Too near was I to the subject of this biography to write an impartial introduction. When John Van Nest Talmage went, my last brother went. Stunned until I staggered through the corridors of the hotel in London, England, when the news came that John was dead. If I should say all that I felt I would declare that since Paul the great apostle to the Gentiles, a more faithful or consecrated man has not lifted his voice in the dark places of heathenism. I said it while he was alive, and might as well say it now that he is dead. "He was the hero of our family." He did not go to a far-off land to preach because people in America did not want to hear him preach. At the time of his first going to China he had a call to succeed Rev. Dr. Brodhead, of Brooklyn, the Chrysostom of the American pulpit, a call with a large salary, and there would not have been anything impossible to him in the matters of religious work or Christian achievement had he tarried in his native land. But nothing could detain him from the work to which God called him years before he became a Christian. My reason for writing that anomalous statement is that when a boy in Sabbath-school at Boundbrook, New Jersey, he read a Library book, entitled "The Life of Henry Martyn, the Missionary," and he said to our mother, "Mother! when I grow up I am going to be a missionary!" The remark made no especial impression at the time.
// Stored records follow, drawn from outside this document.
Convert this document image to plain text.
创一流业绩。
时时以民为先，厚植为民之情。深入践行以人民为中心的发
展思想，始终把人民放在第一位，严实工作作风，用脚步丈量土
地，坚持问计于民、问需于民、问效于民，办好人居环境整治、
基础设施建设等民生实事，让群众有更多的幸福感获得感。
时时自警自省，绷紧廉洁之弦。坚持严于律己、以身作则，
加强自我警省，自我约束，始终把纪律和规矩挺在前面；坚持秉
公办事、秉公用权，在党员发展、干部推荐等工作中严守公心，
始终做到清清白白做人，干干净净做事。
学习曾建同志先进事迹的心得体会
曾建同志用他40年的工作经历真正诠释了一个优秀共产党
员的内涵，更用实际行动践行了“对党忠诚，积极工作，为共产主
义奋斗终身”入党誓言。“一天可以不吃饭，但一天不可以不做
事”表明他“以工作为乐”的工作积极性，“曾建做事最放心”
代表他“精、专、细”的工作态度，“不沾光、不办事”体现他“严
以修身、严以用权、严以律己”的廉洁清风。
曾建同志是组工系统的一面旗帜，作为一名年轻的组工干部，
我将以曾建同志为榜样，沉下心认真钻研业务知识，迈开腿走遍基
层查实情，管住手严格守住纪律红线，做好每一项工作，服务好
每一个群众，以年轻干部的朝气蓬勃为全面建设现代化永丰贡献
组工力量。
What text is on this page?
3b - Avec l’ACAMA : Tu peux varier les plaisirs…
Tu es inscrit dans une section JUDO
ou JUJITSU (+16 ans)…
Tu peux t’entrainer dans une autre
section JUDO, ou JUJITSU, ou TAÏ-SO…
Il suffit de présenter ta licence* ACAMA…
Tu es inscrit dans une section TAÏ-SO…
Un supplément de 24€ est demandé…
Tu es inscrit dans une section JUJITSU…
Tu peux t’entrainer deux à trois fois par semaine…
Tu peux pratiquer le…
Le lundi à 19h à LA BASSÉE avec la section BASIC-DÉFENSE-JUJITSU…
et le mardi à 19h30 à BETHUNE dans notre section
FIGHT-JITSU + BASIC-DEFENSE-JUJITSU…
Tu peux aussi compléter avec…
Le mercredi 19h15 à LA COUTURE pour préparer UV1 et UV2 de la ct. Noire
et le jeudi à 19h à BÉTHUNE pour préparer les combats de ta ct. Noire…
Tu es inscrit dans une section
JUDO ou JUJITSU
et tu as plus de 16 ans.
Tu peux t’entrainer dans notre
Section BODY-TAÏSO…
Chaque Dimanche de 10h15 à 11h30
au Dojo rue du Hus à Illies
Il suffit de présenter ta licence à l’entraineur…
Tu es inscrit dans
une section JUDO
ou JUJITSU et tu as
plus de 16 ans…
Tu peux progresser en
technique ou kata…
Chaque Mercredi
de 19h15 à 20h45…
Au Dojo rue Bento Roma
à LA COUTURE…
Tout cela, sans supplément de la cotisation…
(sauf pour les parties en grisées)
Years passed on before his conversion. But when the grace of God appeared to him, and he had begun his study for the ministry, he said one day, "Mother! Do you remember that many years ago I said, 'I am going to be a missionary'?" She replied, "Yes! I remember you said so." "Well," said he, "I am going to keep my promise." And how well he kept it millions of souls on earth and in heaven have long since heard. But his chief work is yet to come. We get our chronology so twisted that we come to believe that the white marble of the tomb is the mile-stone at which a good man stops, when it is only a mile-stone on a journey, the most of the miles of which are yet to be travelled.